& SC16-56 Cary Michael Lambrix v. State of Florida and Cary Michael Lambrix v. Julie L. Jones, etc.
217 So. 3d 977
| Fla. | 2017Background
- Lambrix was convicted in 1986 of two counts of first‑degree murder for a 1983 double homicide and sentenced to death; his convictions and sentences became final in 1986.
- After numerous direct and collateral proceedings over decades (state and federal), and multiple successive postconviction and habeas petitions, the Governor signed a new death warrant in 2015/2016, prompting a successive Rule 3.851 motion and a Rule 3.853 DNA testing motion.
- The postconviction court summarily denied the successive motion and the DNA motion; Lambrix appealed and filed a habeas petition in this Court. The Court stayed his execution to consider the effect of Hurst v. Florida.

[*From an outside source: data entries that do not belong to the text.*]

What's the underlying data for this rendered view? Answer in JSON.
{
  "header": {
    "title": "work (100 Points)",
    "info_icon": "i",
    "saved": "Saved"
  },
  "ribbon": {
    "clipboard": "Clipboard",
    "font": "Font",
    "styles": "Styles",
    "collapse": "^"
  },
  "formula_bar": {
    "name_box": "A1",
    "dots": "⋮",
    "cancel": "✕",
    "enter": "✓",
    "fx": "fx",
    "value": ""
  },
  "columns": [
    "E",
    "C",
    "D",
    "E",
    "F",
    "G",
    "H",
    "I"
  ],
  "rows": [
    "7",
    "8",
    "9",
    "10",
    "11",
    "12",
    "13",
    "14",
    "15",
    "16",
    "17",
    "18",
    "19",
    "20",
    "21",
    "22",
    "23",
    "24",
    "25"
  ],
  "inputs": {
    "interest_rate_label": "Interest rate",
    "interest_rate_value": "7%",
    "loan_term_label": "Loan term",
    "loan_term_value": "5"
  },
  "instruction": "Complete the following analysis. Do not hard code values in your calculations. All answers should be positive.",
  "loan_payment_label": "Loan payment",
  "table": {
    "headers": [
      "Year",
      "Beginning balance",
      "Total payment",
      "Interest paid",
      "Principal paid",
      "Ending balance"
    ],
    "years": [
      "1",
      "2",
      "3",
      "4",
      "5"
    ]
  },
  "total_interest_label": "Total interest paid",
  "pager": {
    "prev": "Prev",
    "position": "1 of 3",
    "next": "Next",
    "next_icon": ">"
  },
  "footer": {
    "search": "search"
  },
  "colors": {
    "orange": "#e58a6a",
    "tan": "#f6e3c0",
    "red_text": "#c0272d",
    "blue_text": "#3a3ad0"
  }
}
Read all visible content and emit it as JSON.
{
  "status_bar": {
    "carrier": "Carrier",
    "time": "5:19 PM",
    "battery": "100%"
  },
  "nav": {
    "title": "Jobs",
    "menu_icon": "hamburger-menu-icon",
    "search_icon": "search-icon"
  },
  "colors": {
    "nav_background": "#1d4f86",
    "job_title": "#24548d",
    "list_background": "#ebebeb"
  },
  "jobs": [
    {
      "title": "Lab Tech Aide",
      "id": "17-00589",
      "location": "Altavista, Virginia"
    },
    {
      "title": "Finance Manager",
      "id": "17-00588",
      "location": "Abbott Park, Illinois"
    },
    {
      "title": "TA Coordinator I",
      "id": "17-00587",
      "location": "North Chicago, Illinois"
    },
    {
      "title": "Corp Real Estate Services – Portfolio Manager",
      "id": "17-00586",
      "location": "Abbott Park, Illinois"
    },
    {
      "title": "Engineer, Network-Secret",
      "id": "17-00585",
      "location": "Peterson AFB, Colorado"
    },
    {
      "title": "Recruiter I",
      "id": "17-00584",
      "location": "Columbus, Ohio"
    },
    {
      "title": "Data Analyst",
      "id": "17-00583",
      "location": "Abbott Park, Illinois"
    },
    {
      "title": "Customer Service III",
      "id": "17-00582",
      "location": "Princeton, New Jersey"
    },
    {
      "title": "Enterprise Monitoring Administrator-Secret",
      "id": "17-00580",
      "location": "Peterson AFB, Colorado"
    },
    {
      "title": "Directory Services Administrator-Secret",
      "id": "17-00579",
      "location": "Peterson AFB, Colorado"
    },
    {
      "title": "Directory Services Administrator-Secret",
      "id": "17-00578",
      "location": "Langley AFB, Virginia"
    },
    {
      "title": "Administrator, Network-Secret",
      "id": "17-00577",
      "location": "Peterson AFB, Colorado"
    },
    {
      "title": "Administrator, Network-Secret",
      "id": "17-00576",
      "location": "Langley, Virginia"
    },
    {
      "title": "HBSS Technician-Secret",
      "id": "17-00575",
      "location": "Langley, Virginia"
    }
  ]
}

- Lambrix raised claims including conflict of interest/Cronic, denial of a full and fair DNA hearing, inadequate postconviction proceedings, Eighth Amendment challenge to prolonged time on death row, Hurst/Ring Sixth Amendment claim, alleged bias by the postconviction judge, and inadequate clemency process.
- The Court applied precedent (Asay v. State) holding Hurst not retroactive to convictions final before Hurst and rejected Lambrix’s other claims as untimely, procedurally barred, or meritless; it affirmed the denials and lifted the stay.
Issues
| Issue | Plaintiff's Argument | Defendant's Argument | Held |
|---|---|---|---|
| Conflict of interest / Cronic violation | Lambrix: an FBI report (received by prior counsel in 1999) shows defense counsel considered him difficult/untruthful, creating a conflict and warranting presumed prejudice under Cronic | State: claim is untimely/successive; the report was known in 1999; allegations do not show counsel was denied or withheld so as to trigger Cronic | Denied — claim procedurally barred as untimely; merits fail under Cronic because counsel was not effectively denied and no per se prejudice shown |
| DNA testing under Rule 3.853 | Lambrix: testing tire iron, t‑shirt, and female victim’s clothing might produce exculpatory DNA and create reasonable doubt | State: evidence largely unavailable or previously tested (no blood on items), testing unlikely to change outcome given admissions and other evidence; defendant failed to show testing would exonerate or mitigate | Denied — motion facially insufficient; no reasonable probability testing would exonerate or mitigate |
| Adequacy of postconviction proceedings / scheduling order | Lambrix: December 2015 scheduling order impeded his ability to develop the record and litigate claims | State: scheduling order reasonable; claims are vague/conclusory; prior remedies/stays available if meritorious | Denied — claims conclusory and previously rejected; no basis for relief |
| Hurst / Ring Sixth Amendment claim and retroactivity | Lambrix: Hurst requires jury findings and entitles him to new penalty phase despite finality in 1986 | State: Hurst is not retroactive to convictions final before Hurst per this Court’s precedent (Asay); prior Florida law controlled earlier appeals | Denied — Hurst not applied retroactively to Lambrix; habeas claim rejected |
Key Cases Cited
- Cronic v. United States, 466 U.S. 648 (1984) (creates narrow circumstances where prejudice is presumed because counsel was effectively denied)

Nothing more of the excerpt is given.